Try running a onedb fsck to correct information on the database. Things like references to a missing VM should be handled by it. Is the VM actually running on the hypervisor node ? Try also looking on /var/log/one/oned.log for errors referencing said VM. Send also the output of the following SQL commands run against the opennebula database
select oid from vm_pool;
select body from vm_pool where oid=62;
As for what happened, is hard to tell. Ideally you have a backup of the database prior to the upgrade so you can repeat the upgrade process and inspect what happens with --verbose mode when running onedb upgrade.
Hi there @dclavijo, thanks so much for kind answer.
Yes, I do have a backup of the database before any upgrade. My team and I recreated the situation in a virtual environment just to know more about this.
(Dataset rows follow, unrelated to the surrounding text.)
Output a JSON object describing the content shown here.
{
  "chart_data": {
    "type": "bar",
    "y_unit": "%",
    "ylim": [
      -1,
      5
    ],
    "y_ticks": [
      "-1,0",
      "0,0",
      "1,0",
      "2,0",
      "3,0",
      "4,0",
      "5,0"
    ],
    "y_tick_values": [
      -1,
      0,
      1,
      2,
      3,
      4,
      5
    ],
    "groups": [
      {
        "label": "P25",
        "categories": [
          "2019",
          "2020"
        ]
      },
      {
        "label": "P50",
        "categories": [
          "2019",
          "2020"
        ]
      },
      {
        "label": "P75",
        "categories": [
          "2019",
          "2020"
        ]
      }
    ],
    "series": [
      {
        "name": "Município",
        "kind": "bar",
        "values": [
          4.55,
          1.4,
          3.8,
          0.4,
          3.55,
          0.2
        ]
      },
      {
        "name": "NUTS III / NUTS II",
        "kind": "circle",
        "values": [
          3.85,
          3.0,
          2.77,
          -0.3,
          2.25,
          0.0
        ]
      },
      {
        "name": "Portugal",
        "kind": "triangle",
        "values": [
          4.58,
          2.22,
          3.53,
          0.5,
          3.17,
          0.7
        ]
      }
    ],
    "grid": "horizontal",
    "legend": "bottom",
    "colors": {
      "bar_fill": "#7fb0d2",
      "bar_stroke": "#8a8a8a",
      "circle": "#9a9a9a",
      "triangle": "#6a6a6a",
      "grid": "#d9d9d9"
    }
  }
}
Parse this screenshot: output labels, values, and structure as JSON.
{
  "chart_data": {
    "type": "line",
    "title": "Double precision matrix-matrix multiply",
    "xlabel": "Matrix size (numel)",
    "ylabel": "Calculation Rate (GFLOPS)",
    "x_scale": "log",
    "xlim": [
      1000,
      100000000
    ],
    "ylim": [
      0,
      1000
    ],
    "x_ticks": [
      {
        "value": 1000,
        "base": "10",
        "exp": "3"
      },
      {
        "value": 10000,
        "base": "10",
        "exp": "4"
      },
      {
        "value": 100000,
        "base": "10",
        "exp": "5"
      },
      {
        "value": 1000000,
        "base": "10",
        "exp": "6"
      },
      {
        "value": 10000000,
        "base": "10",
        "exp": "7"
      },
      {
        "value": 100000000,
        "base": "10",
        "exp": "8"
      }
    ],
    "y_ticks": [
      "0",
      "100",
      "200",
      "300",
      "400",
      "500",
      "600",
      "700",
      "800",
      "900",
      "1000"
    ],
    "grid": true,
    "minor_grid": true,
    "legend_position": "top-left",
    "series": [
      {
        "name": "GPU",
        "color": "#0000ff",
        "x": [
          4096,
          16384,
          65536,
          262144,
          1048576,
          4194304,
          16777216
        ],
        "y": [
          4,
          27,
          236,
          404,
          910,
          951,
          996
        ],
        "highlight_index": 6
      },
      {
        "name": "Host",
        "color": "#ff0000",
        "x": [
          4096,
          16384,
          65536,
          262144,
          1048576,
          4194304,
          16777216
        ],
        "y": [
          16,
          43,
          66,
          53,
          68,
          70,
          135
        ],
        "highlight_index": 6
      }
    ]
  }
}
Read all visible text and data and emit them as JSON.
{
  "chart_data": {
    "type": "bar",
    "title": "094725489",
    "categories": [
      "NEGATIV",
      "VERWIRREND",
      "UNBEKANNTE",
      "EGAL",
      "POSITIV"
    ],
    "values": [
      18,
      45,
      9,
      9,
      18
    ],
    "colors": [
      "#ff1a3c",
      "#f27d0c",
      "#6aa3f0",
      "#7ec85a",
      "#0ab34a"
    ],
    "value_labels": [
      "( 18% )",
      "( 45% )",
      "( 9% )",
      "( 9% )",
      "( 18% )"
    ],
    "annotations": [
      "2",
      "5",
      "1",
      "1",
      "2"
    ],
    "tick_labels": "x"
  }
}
Before to proceed: I tried the onedb restore -f -v (please, note the -v) command but I got no feedback on the command line, is there any way to get feedback in my terminal from the onedb restore?
So… We repeated the process, and hoping to get more info about this problem we rised the log level to 5 on the /etc/one/oned.conf:
Have you tried issuing a onedb fsck. On the output you sent, the vm appears on the vm_pool table, with a clear XML template on its body column, yet somehow your system is not able to query it.
You can manually tinker with the database entries using onedb change-body and onedb update-body to correct problems like this. You’d have to make it so the VM database entry matches what is really happening on the hypervisor node. Take a look at this section.
You write that you executed onedb purge-history --id $ID but in the VM body I can see HISTORY_RECORDS->HISTORY->SEQ = 16 This is strange, because after the purge-history the SEQ should be 1.
This indicates the issue is in the VM history records, please paste output of the following SQL
select * from history where vid = 62; - this is to check the VM history
select * from local_db_versioning; - to check the history of OpenNebula upgrades
Do you remember if onevm show 62 works on version 6.4?